I may have used the words concrete->abstract axis. It might be a basis
on which to rate the libraries with a "fuzzy" classification that
indicates position on the axis and spread of coverage. E.g. Boost.Crc
even contains some pre-defined ready-to-use concrete types, whereas at
the other extreme Boost.MPL is an abstract framework.
> The
> more general a library is, the more difficult it is to describe the library in
> terms of use cases. When a library approaches being completely general,
> effective use requires a significant amount of lateral thought by the user, not
> use cases in the documentation.
From a purely practical POV here is the communications problem:
I have a piece of software to construct and I have sufficient confidence
that I can write it in C/C++ in N weeks from the ground up.
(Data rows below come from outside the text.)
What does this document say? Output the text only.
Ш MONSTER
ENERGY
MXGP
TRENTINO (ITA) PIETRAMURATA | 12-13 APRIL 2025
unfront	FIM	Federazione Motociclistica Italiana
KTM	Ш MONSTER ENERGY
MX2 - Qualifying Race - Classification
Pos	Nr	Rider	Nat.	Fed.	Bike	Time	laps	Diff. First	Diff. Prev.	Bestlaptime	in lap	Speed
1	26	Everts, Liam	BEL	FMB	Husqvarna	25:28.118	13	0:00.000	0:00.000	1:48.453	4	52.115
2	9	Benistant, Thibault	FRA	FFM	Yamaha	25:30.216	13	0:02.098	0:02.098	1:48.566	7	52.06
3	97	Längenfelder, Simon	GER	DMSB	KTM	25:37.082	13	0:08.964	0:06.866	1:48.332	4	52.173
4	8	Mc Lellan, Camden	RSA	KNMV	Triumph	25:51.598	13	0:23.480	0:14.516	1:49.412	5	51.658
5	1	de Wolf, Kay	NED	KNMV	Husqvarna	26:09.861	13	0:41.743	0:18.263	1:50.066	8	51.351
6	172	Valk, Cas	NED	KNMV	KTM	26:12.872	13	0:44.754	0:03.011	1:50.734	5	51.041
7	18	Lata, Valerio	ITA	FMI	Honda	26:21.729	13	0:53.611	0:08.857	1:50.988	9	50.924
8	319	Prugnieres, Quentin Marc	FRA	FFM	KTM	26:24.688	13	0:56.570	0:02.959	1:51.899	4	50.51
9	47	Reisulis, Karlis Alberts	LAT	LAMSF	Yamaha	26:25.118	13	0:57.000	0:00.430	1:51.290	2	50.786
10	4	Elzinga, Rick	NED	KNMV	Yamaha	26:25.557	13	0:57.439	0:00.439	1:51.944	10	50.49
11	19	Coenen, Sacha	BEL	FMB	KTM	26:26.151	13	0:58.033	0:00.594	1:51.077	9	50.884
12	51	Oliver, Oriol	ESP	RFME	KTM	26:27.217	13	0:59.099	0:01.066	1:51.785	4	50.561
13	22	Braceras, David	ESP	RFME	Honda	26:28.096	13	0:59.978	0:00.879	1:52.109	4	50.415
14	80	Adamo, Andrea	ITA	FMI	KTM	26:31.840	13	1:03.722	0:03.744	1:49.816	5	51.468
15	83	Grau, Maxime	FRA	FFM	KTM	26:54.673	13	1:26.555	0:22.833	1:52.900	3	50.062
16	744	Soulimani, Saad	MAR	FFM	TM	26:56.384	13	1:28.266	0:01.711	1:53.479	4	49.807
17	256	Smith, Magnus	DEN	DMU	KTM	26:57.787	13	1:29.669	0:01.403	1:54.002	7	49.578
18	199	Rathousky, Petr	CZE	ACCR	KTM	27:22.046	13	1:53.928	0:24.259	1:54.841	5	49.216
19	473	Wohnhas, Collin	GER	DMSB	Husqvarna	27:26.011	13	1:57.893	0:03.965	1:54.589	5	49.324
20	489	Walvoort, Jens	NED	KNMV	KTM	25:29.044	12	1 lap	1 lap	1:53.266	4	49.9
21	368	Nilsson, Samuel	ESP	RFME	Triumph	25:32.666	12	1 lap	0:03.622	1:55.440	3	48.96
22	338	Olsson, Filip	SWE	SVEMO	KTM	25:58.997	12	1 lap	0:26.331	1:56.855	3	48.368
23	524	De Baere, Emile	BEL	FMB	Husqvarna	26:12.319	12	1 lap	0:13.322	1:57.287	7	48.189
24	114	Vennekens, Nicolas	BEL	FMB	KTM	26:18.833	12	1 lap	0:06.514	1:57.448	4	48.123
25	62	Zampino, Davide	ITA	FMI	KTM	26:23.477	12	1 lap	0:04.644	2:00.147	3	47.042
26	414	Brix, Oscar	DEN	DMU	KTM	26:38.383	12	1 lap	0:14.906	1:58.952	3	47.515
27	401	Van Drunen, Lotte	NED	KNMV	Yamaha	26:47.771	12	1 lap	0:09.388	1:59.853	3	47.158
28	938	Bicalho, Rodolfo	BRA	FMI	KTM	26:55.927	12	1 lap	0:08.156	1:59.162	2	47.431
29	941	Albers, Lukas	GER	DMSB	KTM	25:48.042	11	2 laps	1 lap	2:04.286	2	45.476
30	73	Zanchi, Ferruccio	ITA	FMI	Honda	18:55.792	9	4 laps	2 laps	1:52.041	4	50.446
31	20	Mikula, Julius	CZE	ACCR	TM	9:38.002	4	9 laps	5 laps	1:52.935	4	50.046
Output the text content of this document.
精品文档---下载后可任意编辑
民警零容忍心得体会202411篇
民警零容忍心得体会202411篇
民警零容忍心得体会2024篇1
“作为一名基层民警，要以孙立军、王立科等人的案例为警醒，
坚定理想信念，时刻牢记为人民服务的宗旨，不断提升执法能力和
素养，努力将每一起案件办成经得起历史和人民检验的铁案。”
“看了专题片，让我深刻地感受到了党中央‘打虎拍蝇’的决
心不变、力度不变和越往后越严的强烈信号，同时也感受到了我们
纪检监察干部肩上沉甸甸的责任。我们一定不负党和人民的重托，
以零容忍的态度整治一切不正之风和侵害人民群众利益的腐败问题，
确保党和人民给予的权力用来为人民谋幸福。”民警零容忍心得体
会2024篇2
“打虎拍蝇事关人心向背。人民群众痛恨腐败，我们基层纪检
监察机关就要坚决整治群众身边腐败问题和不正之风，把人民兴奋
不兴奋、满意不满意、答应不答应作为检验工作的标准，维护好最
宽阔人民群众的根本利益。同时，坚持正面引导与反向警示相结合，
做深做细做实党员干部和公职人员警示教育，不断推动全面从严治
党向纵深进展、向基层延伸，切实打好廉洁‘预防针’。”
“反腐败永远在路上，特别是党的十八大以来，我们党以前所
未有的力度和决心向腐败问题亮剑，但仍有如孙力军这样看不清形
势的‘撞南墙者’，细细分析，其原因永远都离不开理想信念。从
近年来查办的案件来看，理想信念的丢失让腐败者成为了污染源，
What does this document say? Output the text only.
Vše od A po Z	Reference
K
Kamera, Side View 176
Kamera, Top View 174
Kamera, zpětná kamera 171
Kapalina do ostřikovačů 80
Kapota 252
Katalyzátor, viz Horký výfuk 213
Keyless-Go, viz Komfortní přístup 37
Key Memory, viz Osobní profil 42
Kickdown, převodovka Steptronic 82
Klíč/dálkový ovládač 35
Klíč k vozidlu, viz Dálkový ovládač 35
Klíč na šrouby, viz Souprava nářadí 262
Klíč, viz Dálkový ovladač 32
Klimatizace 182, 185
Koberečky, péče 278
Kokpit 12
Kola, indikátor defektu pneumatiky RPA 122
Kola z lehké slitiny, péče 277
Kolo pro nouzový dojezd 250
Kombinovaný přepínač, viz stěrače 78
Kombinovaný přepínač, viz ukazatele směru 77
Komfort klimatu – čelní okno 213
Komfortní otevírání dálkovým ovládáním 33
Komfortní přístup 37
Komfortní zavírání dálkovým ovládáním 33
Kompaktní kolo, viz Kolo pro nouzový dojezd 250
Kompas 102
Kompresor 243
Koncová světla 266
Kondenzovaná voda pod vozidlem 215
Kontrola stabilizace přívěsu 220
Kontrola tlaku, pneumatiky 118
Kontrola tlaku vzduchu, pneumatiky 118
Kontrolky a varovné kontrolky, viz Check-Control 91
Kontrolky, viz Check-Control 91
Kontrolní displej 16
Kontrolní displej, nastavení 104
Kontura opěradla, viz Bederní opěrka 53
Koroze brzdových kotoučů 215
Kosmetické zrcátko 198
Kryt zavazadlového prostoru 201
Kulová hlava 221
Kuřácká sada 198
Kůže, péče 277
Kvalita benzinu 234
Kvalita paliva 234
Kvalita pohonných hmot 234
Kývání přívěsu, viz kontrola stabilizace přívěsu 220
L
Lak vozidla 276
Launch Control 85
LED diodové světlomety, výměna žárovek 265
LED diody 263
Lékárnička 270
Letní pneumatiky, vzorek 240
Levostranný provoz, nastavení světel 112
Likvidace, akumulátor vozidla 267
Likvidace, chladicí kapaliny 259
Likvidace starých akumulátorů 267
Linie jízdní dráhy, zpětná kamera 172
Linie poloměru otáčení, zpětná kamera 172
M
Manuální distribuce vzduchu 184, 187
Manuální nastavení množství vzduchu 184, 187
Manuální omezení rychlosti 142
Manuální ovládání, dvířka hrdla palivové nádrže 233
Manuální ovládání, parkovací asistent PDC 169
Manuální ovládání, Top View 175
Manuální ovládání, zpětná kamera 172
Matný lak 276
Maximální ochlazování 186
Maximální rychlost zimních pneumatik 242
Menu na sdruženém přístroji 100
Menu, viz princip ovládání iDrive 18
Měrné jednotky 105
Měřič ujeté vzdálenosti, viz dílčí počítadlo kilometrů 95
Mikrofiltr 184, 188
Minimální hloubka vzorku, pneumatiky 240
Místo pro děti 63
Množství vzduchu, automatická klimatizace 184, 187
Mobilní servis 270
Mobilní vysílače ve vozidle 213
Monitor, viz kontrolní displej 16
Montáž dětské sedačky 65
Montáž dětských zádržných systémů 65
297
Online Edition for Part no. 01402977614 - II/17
How can I extract enough information from the Boost docs to identify
those Boost libs that are applicable to my problem domain?
How can I then evaluate those libraries so identified, enough to be
convinced that the full *learning* time plus deployment time will result
in the project lasting N weeks or less?
And so it goes on with quality issues etc...
> Examples (as opposed to use cases) in the
> documentation exist mainly as an attempt to induce the necessary lateral
> thought, not to show what problems the library solves.
Examples - yes, I can't get enough of them. A couple of small caveats:
a) There is a danger that you might not relate to an example if you
can't see that by changing a few things you can put it to good use in
your particular context. OK so you can't please all of the people all of
the time.
b) Examples need to be grounded in the real world - which tenuously
links to use cases. 'foo/bar' examples should be banned :-)
> Hopefully, that made any kind of sense.